I started up to the fir thicket that he disappeared into when, Clayton whispered "He's over this way, Dad". I looked to where he was pointing and could just make out a shade of elkish tan.
"Is he down or is he standing", I asked. Clayton said he couldn't tell. "If he's standing, put another round into him", I urgently whispered. Clayton said he couldn't because there was too much cover in the way to get a clear shot.
We inched across the slope watching the big patch of tan across us. I must have asked my son three or four times if the bull was down or up cause I sure couldn't tell. But it seemed like that tan patch was awful high above the ground. We slowly worked over to where we could see him clearly. He was down but still alive and he turned his enormous head and rack to watch us as we stepped into the open. "Finish him quickly son, put a round into his neck just below the head".
It was only a little ways up to the bull, but so many thoughts and emotions were going through my mind that they couldn't be counted. Excitement, happiness, a solemnness that bordered the edge of regret, thankfulness, and many more were all ricocheting in and out of my consciousness. I was pounding my young man on the back while thanking the Lord for both providing me the health and strength to travel these Idaho mountains with my son and allowing him to harvest one of Lord's grandest North American animals.
I have always felt a solemness walking up on one of these downed animals to take an elk's life for sustenance is sacred, to take one for the thrill of killing or just the antler size is a crime. My son was blessed with both a fine trophy and a bountiful supplement to our grocery needs. We did get carried away with the excitement of the moment and forgot to thank the Lord for the Blessing that He had generously given us, but later remembered, and on the ridge top that evening, in the softening light of dusk and evening breeze's windsong in the pines, we offered our prayer of thanks.
I waited five minutes after the last shot then fired off our signal shot to Neal indicating that we had one. Clayton circled and circled the big bull trying to comprehend the enormity of the animal. Touching the times, moving a leg, patting the massive chest, and commenting on the pungent smelling belly hair. I could tell he was awe struck by this mountain king --- but I was going thru something that I hadn't experienced in a long time.

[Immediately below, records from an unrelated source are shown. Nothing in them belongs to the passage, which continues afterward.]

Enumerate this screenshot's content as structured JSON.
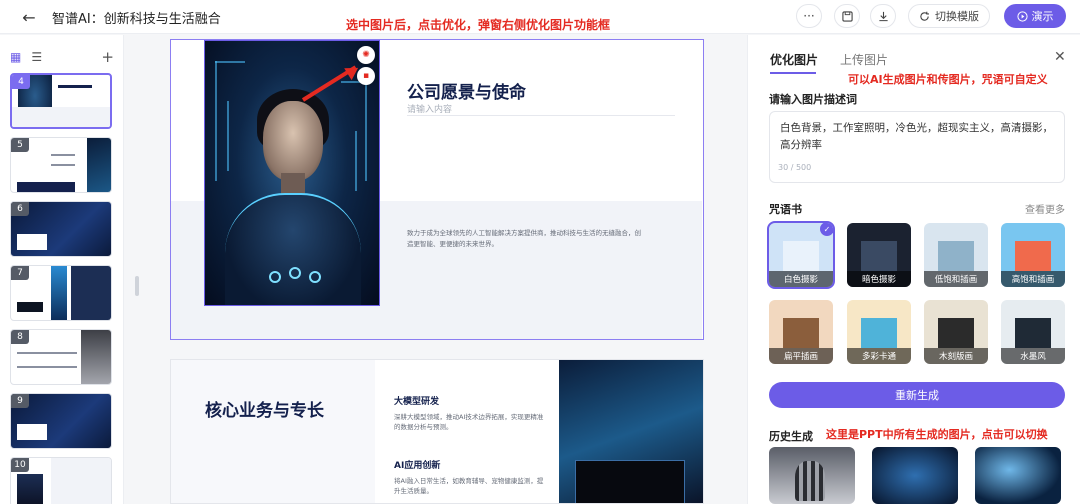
{
  "header": {
    "title": "智谱AI：创新科技与生活融合",
    "more_icon": "···",
    "switch_label": "切换模版",
    "present_label": "演示"
  },
  "annotations": {
    "top": "选中图片后，点击优化，弹窗右侧优化图片功能框",
    "right": "可以AI生成图片和传图片，咒语可自定义",
    "history": "这里是PPT中所有生成的图片，点击可以切换"
  },
  "thumbnails": [
    {
      "num": "4"
    },
    {
      "num": "5"
    },
    {
      "num": "6"
    },
    {
      "num": "7"
    },
    {
      "num": "8"
    },
    {
      "num": "9"
    },
    {
      "num": "10"
    }
  ],
  "slide1": {
    "title": "公司愿景与使命",
    "input_placeholder": "请输入内容",
    "description": "致力于成为全球领先的人工智能解决方案提供商，推动科技与生活的无缝融合，创造更智能、更便捷的未来世界。"
  },
  "slide2": {
    "title": "核心业务与专长",
    "item1_title": "大模型研发",
    "item1_text": "深耕大模型领域，推动AI技术边界拓展，实现更精准的数据分析与预测。",
    "item2_title": "AI应用创新",
    "item2_text": "将AI融入日常生活，如教育辅导、宠物健康监测，提升生活质量。"
  },
  "panel": {
    "tab_optimize": "优化图片",
    "tab_upload": "上传图片",
    "desc_label": "请输入图片描述词",
    "desc_value": "白色背景，工作室照明，冷色光，超现实主义，高清摄影，高分辨率",
    "counter": "30 / 500",
    "spellbook_label": "咒语书",
    "see_more": "查看更多",
    "styles": [
      {
        "label": "白色摄影",
        "bg": "#cfe3f7",
        "fg": "#e9f2fb"
      },
      {
        "label": "暗色摄影",
        "bg": "#1b2230",
        "fg": "#3a4a63"
      },
      {
        "label": "低饱和插画",
        "bg": "#d9e5ef",
        "fg": "#8fb2c9"
      },
      {
        "label": "高饱和插画",
        "bg": "#79c6f0",
        "fg": "#f06a4c"
      },
      {
        "label": "扁平插画",
        "bg": "#f2d8bf",
        "fg": "#8b5e3c"
      },
      {
        "label": "多彩卡通",
        "bg": "#f7e7c6",
        "fg": "#4fb3d9"
      },
      {
        "label": "木刻版画",
        "bg": "#e9e2d3",
        "fg": "#2b2b2b"
      },
      {
        "label": "水墨风",
        "bg": "#e6ecf0",
        "fg": "#1f2a36"
      }
    ],
    "regenerate_label": "重新生成",
    "history_label": "历史生成"
  }
}
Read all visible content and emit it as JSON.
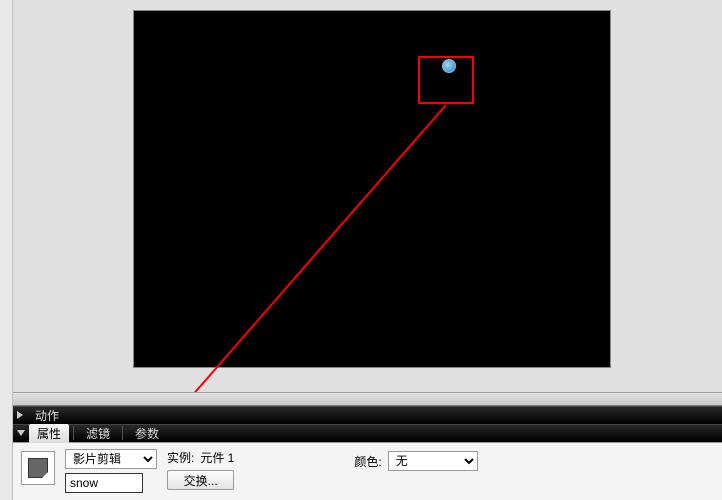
{
  "panels": {
    "actions": {
      "label": "动作"
    },
    "tabs": {
      "properties": "属性",
      "filters": "滤镜",
      "params": "参数"
    }
  },
  "properties": {
    "type_label": "影片剪辑",
    "instance_name": "snow",
    "instance_title": "实例:",
    "instance_value": "元件 1",
    "swap_label": "交换...",
    "color_label": "颜色:",
    "color_value": "无"
  }
}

I couldn't hold my knife steady to stroppe it on my steel and the buttons on my shirt were pinging and popping off right and left. This was the ultimate! NONE, abso-gol dang-lutly NONE !, of the bulls I have taken compared to this experience here in the bedding grounds with my son.
Neal came up out of the draw bottom a short time after. Said he had heard the shots and crashing getaway run of the elk. After another flurry of congratulating, the three of us started dressing the bull out. All the time Neal and I both kept up congratulations and good natured hardtiming for shooting such a big bull. The three of us also took turns verbally kicking each other's butt for forgetting to throw the cameras in the hunting packs.
We got the bull skinned, quartered and hung, then headed off the mountain. I suggested that we ought to take the antlers primarily because I wanted to do a little, actually a lot of bragging about my son.
We went in with the horses the next morning. Neither Neal nor I felt like trying to throw those massive quarters up on our mules that stand 16 and 17 hands high, so we took the horses. The packout was uneventful, in fact it was a breezer after we got the load lashed on. It was a bit of a gutbuster getting those quarters up on the Deckers. Clayton had packed the antlers out the previous evening, so when we got back to the truck, we just set them up on Neal's old Wolf horse's load, then starting snapping pictures.
Driving home, I thought back to 1986 and thanked the Lord again for His strong helping hand that helped me back to these mountains of Idaho, for my son and this experience with him. Thank You Dear God for the blessings You have given me.